Attacks and threats on mosques are on the rise, and headstones are toppled in Jewish cemeteries.

In India, whence tens of thousands of engineers, computer programmers and other skilled workers apply for work visas each year, the shootings in Kansas and Washington state have unleashed tremors of fear. Many younger Indians, who had fervently hoped for jobs and futures as students or professionals in the United States, are relinquishing their American Dream.

On Facebook, the grieving widow of the 32-year-old computer engineer killed in the Kansas bar, Srinivas Kuchibhotla, asked: “Do we belong here? Is this the same country we dreamed of and is it still secure to raise our families and children here?” In India, there was advice issued on social media sites to travelers in the United States to refrain from speaking foreign languages, lest it provoke hostility. The father of the Indian injured in the Kansas shooting, Alok Madasani, appealed “to all the parents in India not to send their children to the United States.”
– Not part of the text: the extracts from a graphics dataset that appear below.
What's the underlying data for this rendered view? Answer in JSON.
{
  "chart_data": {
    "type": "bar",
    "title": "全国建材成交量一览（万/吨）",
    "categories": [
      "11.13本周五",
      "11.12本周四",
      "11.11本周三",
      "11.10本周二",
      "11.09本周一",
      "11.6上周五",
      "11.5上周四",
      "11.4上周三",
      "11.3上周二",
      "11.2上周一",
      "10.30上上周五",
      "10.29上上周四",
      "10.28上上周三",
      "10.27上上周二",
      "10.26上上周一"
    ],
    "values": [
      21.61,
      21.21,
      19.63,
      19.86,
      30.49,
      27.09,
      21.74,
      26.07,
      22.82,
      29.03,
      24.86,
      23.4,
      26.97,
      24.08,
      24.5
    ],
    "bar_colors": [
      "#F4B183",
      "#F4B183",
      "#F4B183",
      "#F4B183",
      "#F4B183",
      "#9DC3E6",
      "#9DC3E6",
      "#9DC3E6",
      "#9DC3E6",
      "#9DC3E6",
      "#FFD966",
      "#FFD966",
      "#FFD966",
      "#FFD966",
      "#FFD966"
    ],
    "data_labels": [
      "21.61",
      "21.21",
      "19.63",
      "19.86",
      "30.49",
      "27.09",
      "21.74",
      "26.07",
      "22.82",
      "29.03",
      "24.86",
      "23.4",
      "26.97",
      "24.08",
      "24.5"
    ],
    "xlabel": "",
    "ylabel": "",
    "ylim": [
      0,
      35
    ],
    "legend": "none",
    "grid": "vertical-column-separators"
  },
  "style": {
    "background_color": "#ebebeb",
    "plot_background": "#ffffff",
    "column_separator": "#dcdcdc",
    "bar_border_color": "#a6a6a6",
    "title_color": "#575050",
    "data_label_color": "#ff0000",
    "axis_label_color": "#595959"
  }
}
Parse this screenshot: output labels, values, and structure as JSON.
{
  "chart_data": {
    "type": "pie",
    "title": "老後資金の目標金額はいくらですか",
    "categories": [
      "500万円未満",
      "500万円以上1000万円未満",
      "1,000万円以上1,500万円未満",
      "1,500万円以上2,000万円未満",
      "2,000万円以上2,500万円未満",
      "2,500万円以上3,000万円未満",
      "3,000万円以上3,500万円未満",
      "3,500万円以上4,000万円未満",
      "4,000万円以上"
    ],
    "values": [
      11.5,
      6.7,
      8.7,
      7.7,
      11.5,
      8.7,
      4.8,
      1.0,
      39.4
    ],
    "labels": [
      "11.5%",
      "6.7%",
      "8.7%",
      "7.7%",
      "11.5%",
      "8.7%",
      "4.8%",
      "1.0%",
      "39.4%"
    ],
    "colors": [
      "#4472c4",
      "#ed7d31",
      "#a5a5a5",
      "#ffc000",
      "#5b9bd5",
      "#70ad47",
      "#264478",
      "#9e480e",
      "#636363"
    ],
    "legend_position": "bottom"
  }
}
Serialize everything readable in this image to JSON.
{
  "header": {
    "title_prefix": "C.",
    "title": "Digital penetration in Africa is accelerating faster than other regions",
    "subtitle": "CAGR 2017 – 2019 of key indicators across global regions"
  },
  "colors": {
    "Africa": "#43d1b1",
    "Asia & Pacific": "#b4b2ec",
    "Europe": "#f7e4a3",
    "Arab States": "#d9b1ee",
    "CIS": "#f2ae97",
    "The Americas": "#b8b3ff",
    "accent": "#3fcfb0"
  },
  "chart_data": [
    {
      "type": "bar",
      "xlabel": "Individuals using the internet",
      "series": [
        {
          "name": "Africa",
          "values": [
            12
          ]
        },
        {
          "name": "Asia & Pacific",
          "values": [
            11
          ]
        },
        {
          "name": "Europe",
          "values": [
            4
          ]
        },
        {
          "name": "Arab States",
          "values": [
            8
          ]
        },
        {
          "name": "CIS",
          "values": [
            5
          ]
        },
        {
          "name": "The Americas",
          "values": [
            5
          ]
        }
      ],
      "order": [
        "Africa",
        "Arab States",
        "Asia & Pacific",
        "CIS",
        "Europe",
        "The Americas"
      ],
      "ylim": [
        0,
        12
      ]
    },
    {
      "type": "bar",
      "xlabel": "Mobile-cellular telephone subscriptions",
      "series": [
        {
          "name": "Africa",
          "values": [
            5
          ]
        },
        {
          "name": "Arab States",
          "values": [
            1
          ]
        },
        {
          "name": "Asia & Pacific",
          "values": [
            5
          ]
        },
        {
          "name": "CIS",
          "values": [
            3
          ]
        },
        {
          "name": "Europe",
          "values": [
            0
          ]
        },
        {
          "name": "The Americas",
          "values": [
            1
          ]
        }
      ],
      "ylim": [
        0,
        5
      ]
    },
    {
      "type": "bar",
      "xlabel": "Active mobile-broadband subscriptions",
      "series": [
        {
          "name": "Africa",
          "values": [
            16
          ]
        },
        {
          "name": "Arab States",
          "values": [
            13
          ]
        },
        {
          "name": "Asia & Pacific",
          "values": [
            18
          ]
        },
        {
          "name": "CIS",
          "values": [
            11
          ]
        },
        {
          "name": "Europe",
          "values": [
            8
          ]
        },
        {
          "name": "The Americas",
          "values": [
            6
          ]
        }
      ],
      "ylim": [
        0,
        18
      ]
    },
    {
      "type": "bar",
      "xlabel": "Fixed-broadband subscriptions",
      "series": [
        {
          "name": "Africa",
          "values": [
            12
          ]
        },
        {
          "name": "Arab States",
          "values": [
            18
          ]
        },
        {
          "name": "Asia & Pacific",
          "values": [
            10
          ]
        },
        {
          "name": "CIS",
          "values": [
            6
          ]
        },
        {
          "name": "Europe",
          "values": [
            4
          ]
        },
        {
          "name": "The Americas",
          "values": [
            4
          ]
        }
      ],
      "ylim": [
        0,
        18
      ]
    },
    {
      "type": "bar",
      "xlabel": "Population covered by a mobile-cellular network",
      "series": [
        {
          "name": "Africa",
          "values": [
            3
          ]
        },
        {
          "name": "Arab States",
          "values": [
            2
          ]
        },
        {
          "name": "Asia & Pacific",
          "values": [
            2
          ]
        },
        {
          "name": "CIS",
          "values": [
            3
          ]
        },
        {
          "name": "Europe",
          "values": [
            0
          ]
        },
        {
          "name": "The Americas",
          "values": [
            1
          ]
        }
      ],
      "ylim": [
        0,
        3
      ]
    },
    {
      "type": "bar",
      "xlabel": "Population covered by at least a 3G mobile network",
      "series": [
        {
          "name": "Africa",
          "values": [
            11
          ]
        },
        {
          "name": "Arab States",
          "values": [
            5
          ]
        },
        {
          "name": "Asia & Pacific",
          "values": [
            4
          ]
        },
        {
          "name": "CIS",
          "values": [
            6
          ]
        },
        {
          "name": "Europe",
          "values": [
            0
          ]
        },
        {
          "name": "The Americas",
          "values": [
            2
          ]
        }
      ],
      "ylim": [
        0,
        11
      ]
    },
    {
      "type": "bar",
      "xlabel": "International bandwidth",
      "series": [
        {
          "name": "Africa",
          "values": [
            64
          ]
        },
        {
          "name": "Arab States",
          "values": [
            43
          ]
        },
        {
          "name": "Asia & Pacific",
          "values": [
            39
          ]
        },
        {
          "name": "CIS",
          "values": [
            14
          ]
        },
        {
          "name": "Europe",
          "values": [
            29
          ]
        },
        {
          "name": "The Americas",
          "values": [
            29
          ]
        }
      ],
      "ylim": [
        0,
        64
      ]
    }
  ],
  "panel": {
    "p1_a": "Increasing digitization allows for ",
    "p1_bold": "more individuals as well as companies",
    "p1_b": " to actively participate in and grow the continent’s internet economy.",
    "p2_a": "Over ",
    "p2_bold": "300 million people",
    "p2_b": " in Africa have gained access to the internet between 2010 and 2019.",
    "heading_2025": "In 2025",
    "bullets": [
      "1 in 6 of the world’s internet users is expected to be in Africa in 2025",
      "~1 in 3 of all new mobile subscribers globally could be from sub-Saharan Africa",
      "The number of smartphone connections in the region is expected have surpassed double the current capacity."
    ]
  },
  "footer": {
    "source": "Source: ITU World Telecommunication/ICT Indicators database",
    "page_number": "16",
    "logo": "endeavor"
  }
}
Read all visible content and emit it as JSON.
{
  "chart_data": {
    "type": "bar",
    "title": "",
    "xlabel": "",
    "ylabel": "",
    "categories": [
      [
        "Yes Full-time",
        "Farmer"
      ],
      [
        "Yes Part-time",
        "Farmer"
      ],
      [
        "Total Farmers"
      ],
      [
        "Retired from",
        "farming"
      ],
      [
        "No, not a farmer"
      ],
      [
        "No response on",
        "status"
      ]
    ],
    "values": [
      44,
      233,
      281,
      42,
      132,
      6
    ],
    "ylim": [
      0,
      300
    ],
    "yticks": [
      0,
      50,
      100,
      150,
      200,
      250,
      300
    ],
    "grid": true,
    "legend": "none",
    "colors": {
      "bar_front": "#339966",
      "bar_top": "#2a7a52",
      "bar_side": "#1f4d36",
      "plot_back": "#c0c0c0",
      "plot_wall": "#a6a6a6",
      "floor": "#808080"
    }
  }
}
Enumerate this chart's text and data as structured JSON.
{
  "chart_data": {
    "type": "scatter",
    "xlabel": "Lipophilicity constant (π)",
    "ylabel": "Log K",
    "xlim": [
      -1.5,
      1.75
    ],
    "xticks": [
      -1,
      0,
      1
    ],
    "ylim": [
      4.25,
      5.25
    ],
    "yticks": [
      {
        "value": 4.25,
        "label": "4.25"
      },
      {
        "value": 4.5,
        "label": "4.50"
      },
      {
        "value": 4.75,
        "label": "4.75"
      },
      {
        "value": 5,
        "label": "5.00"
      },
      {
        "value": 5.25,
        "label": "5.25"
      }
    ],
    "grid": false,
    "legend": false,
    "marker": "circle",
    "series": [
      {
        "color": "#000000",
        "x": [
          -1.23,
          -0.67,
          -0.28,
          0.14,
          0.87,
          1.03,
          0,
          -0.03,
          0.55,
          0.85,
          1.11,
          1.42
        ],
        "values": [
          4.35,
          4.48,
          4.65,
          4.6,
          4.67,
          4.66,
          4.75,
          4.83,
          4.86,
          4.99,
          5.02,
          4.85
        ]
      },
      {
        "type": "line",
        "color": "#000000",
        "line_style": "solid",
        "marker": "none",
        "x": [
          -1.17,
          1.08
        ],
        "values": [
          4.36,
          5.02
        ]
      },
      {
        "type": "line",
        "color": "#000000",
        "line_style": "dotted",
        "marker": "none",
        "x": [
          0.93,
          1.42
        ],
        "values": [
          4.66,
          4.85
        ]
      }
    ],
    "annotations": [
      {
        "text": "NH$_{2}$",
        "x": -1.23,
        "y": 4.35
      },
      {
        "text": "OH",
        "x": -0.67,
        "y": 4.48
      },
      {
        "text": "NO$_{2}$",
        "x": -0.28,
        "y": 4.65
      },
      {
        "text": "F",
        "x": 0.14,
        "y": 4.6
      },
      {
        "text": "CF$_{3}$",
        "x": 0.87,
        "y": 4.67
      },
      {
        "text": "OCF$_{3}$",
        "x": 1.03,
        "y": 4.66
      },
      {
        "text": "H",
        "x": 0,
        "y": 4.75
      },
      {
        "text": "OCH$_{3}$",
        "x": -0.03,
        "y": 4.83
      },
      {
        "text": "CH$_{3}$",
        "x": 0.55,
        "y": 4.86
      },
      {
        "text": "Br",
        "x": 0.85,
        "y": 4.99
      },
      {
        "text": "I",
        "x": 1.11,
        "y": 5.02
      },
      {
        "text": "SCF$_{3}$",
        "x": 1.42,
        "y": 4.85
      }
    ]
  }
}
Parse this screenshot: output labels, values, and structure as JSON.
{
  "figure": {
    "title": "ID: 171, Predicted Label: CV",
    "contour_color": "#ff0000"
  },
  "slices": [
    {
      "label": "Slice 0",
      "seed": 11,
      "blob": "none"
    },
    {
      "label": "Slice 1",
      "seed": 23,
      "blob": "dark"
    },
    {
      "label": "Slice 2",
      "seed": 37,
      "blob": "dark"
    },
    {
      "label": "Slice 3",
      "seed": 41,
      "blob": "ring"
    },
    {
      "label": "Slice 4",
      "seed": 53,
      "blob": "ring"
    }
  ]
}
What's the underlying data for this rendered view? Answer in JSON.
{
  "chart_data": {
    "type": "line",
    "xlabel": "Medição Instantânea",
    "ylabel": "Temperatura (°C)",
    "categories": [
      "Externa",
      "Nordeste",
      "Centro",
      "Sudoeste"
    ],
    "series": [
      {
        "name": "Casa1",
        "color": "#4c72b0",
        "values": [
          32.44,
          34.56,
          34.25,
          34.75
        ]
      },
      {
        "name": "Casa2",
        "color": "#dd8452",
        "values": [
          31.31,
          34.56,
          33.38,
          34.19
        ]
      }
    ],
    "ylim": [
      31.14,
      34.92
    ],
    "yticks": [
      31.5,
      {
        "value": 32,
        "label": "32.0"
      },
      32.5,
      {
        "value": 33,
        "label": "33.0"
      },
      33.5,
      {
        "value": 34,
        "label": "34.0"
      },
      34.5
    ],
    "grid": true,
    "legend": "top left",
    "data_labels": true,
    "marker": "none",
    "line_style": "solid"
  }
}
President Donald Trump, having ridden his AmericaFirst rhetoric to the Oval Office, condemned the Kansas shootings – six days after the fact. Even as he did, his administration was readying an executive order that vilified six mainly Muslim countries by temporarily banning their citizens from travel to the United States, notwithstanding the fact that none had been a particular source of terrorist attacks inside the United States. “Extreme vetting” is his watchword. Germany, France, the United Arab Emirates and other nations regarded as allies have issued travel advisories warning their citizens about the perils of travel in the United States, including rising anti-Muslim sentiment.

The United States has long enjoyed a competitive advantage as a magnet for the world’s most ambitious, promising and productive immigrants. If it sends a message that those promising Indians and others are no longer welcome, the loss will be immeasurable.